Mass Movement: Civic Rights | News | Pittsburgh | Pittsburgh City Paper

Mass Movement: Civic Rights

On mass transit, Rosa Parks started a mass movement

On Oct. 30, the body of Rosa Parks -- the woman who catalyzed the civil-rights movement in 1955 by refusing to give up her bus seat to a white man -- was brought to the U.S. Capitol Rotunda to lie in honor, the first woman and one of the few civilians so honored.

 

Following Parks' hearse was a restored 1950s D.C. Metro bus that had been draped in black bunting, a humble addition that suited Parks' own blend of pride and populism.

 

In other cities, commuters were reminded that the storied movement began on an everyday city bus, the important -- yet segregated -- connection between an urbanizing black population and the low-paying jobs to which most were restricted.

 

In Detroit, where Parks spent the second half of her life, the front seats of city buses bore black ribbons. Meanwhile, visitors came to the Henry Ford Museum to see the restored Montgomery bus where it's believed the 42-year-old seamstress was arrested.

 

Cleveland's transit authority posted signs reading, "This seat is reserved for no one. RTA honors the woman who took a stand by sitting down. Rosa Parks 1913-2005."

 

In Montgomery, the city where Parks' arrest triggered the famous 381-day bus boycott, and where Parks subsequently suffered threats and unemployment following her activism, the Montgomery Transit Authority draped its buses' front seats in black.

 

The civil-rights movement that followed Parks' action went far beyond buses, yet these remembrances are appropriate. The civil-rights work that preceded the Montgomery bus boycott was focused on legal remedies to Jim Crow; and Parks herself had joined the movement by raising funds for the Scottsboro Boys' defense in the 1930s. But with the beginning of the boycott, which coincided with Parks' trial, the movement literally spread from the courtroom to the streets. Most of Montgomery's 40,000 black commuters walked miles to work and miles more to organizing meetings at night.

 

In 1950s Montgomery, Parks would've faced discrimination nearly everywhere: at restaurants, movie theaters and, of course, at work. The day of her arrest, she'd been hurrying home to prepare for a youth civil-rights workshop: Why, instead, did Parks make that bus ride her next civil-rights act?

 

Answers Richard LeGrand, a Hill District transit activist, "You take away my ability to get to work, what else do you take away? My livelihood, my dignity, my personhood. You have to keep that circle unbroken."

 

As the rich get richer and the middle class disappears, public transit is one of the few things keeping the working class among the working. The bus is "survival," says East Hills custodian and security guard Charles Edward Fitzpatrick Jr., who rides the bus to his two Downtown jobs most days. "You've got to work to eat."

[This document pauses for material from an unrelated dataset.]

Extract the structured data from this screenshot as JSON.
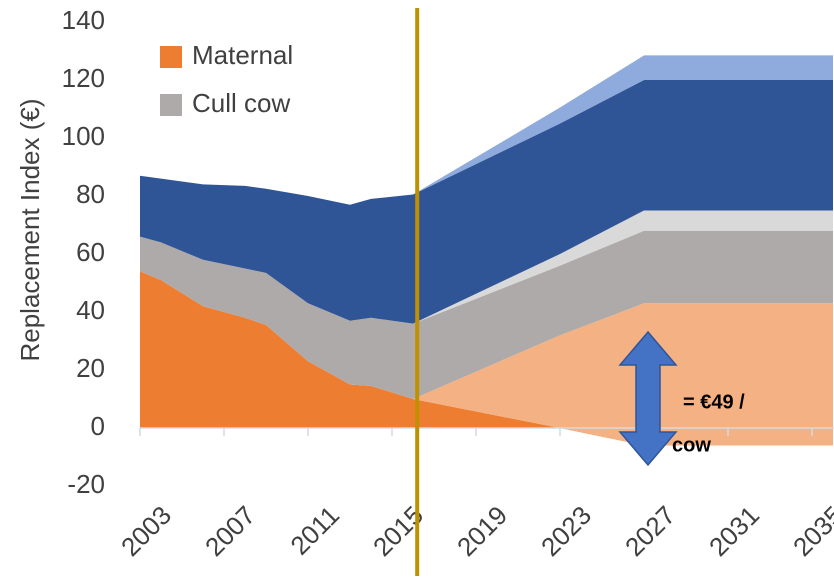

And yet, here as in most cities, transit is threatened by auto-myopia. Today, blacks and whites aren't riding in different parts of the bus, but often in different vehicles altogether. While many blacks are bound to the bus, suburban whites have comfy commuter rails -- in Pittsburgh, it's the Upper Saint Clair-bound T versus the Martin Luther King Jr. East Busway -- and, worse, private vehicles, which have literally put miles between the car-driving suburbanites and the inner city.

In Save Our Transit founder Steve Donahue's native Baton Rouge -- like Fitzpatrick's hometown of Nashville and Rosa Parks' adopted Motor City -- sparse service makes transit a last resort, leading to neglect as "politicians look at it like food stamps," Donahue says, as if "people who ride it are somehow defective."

Even here, where service is better, Donahue says, "I had someone ask me yesterday, 'Are there a lot of black people on the bus?' I said, 'Yeah, but [passengers are] mixed.' At least we have integrated rush hours!

"Most of the white people I know just use the bus to get to their jobs, but a lot of people, black and white, need the bus to get everywhere they can't walk. On the 86B Frankstown on a Saturday, sometimes I'll be the only white person."

If the Port Authority's state funding crisis isn't over before its emergency funding runs out in 2006, we may see the return of threats to eliminate evening and weekend service, which would hurt the poor, not the middle-class, and disproportionately more blacks. "It's not just an inconvenience," Donahue says, "it impacts people's ability to put food on the table. Rosa Parks responded to the circumstances of her day. If she were young and still riding the bus today, how would she respond?"